Un Fondo è un modo concreto di passare dall’elemosina al sostegno dovuto per giustizia a chi soffre di più o annaspa nelle difficoltà.  “Vediamo che tanta gente sta chiedendo aiuto, e sembra che ‘i cinque pani e i due pesci’ non siano sufficienti” scrive Francesco nella Lettera al suo cardinale vicario nella quale lancia il Fondo chiedendo di perfezionarlo e  renderlo operativo. Lo stanziamento di partenza di un milione  intende sollecitare la moltiplicazione di risorse a sostegno della dignità del lavoro per i lavoratori “con contratti a termine non rinnovati”, “quelli pagati a ore”,   quella “grande schiera dei lavoratori giornalieri e occasionali”, e con un pensiero – Francesco li elenca nel dettaglio –  “agli stagisti, ai lavoratori domestici, ai piccoli imprenditori, ai lavoratori autonomi, specialmente quelli dei settori più colpiti e del loro indotto”. Molti “sono padri e madri di famiglia che faticosamente lottano per poter apparecchiare la tavola per i figli e garantire ad essi il minimo necessario”.

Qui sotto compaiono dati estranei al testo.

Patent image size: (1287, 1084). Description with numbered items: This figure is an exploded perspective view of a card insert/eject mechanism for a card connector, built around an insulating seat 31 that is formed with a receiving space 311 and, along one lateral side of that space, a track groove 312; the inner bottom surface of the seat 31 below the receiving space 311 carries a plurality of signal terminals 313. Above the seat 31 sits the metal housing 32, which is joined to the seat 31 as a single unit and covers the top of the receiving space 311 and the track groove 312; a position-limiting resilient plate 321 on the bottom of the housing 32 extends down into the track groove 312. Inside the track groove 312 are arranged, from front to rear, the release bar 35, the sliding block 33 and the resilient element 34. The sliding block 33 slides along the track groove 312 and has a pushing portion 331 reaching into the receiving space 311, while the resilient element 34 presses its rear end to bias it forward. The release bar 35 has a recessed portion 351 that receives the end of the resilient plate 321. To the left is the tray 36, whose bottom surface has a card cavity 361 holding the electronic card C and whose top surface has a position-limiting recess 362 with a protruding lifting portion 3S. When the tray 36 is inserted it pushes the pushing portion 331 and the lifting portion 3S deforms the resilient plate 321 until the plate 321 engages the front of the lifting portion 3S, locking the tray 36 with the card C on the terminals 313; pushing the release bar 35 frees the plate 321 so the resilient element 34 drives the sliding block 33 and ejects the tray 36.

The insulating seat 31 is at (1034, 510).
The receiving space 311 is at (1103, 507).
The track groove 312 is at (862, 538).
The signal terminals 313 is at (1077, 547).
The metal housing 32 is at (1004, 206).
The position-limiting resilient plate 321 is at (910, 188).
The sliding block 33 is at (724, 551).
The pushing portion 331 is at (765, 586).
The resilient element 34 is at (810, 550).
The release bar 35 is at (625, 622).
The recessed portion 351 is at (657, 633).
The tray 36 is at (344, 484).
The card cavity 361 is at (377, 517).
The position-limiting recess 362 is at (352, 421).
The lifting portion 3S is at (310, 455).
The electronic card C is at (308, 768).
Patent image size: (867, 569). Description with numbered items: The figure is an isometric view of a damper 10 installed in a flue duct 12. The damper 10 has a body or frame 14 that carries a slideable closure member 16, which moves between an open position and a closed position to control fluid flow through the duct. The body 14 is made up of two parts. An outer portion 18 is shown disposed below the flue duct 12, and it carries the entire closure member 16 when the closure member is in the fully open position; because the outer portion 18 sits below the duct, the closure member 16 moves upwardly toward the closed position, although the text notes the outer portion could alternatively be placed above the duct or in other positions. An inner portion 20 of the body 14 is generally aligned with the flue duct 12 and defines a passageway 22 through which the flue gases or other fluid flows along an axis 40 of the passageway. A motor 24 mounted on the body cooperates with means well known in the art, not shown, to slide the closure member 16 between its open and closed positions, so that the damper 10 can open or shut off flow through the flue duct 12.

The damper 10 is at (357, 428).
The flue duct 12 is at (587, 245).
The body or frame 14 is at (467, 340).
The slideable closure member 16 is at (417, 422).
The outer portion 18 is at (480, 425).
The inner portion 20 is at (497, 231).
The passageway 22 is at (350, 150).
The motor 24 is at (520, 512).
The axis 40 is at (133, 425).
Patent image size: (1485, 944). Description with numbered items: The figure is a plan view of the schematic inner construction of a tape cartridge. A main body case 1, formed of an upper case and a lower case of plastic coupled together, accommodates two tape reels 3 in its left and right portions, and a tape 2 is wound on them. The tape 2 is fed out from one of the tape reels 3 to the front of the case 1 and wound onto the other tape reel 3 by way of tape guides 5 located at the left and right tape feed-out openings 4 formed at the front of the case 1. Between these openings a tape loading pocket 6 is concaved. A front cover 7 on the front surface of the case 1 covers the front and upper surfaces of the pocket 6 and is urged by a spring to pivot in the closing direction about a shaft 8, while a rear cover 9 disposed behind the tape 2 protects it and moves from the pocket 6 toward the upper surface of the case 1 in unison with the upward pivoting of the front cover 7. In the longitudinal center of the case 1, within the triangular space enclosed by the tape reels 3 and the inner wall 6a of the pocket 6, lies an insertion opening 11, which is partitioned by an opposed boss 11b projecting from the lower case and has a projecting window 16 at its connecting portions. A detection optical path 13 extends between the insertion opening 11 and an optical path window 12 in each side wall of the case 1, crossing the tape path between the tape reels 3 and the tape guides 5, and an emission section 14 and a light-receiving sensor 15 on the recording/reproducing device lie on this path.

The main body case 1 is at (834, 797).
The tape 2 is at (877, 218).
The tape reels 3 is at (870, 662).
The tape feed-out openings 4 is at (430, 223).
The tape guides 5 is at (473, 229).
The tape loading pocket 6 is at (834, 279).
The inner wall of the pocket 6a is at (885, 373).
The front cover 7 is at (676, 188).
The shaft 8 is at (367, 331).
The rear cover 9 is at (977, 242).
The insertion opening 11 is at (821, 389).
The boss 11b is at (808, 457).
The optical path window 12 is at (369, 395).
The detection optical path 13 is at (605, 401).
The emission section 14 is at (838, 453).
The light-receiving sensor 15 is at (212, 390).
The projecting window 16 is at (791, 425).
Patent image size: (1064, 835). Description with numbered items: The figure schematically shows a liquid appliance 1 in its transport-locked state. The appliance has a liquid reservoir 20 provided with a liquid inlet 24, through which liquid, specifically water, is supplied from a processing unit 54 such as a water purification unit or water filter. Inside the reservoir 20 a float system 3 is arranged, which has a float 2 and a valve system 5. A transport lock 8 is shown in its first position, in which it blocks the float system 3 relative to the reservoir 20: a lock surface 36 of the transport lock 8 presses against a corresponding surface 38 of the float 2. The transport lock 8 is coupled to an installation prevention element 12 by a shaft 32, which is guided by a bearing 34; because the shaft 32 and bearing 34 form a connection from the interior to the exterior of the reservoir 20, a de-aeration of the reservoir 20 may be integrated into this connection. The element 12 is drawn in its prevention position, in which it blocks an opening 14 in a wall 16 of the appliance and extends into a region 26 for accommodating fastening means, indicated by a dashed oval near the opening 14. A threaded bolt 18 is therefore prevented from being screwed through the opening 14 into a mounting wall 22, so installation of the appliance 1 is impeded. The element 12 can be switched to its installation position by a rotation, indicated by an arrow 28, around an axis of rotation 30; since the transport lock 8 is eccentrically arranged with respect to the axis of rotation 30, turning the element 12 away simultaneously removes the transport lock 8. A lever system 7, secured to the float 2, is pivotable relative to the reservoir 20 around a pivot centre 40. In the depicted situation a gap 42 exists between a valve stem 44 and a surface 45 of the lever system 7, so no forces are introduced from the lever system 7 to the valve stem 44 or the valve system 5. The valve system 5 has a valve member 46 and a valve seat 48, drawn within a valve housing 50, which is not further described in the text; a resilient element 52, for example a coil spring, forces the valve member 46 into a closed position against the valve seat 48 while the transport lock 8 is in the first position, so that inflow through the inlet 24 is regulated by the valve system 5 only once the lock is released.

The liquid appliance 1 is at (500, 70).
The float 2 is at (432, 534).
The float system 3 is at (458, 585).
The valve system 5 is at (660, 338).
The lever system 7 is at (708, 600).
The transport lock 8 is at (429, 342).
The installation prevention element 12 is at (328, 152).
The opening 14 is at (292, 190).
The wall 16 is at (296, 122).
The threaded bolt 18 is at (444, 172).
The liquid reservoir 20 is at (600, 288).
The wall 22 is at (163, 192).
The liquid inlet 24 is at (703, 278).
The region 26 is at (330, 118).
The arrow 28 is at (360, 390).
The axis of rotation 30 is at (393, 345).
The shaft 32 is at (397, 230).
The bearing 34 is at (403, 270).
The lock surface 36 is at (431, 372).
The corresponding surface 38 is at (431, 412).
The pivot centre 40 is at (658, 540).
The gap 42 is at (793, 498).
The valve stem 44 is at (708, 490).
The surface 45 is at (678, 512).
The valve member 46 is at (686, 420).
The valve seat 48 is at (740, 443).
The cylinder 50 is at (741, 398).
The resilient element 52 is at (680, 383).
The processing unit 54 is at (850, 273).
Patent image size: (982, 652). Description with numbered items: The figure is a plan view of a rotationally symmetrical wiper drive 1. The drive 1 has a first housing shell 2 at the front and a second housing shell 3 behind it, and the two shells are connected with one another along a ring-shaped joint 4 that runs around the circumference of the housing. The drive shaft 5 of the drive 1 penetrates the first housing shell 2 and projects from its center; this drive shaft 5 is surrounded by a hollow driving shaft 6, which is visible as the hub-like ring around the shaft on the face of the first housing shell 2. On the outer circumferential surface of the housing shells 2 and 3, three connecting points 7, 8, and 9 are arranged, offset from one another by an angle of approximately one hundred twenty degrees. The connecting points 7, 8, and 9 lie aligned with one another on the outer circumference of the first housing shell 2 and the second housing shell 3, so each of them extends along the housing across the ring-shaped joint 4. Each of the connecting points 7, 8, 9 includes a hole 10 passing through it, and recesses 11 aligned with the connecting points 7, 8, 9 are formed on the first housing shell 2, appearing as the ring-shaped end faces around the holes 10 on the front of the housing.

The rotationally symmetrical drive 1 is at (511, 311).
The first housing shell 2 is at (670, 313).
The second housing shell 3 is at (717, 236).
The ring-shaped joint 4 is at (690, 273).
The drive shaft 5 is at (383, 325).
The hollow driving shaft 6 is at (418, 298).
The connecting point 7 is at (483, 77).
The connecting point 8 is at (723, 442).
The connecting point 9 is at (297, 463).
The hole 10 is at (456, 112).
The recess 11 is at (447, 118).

“Mi piace pensare che possa diventare l’occasione di una vera e propria alleanza per Roma in cui ognuno, per la sua parte, si senta protagonista della rinascita della nostra comunità dopo la crisi”.

Che sia questa Lettera – senza averla pensata in tal modo – un contributo al metodo per la riuscita degli Stati Generali proposti dal Governo per l’Italia dopo coronavirus?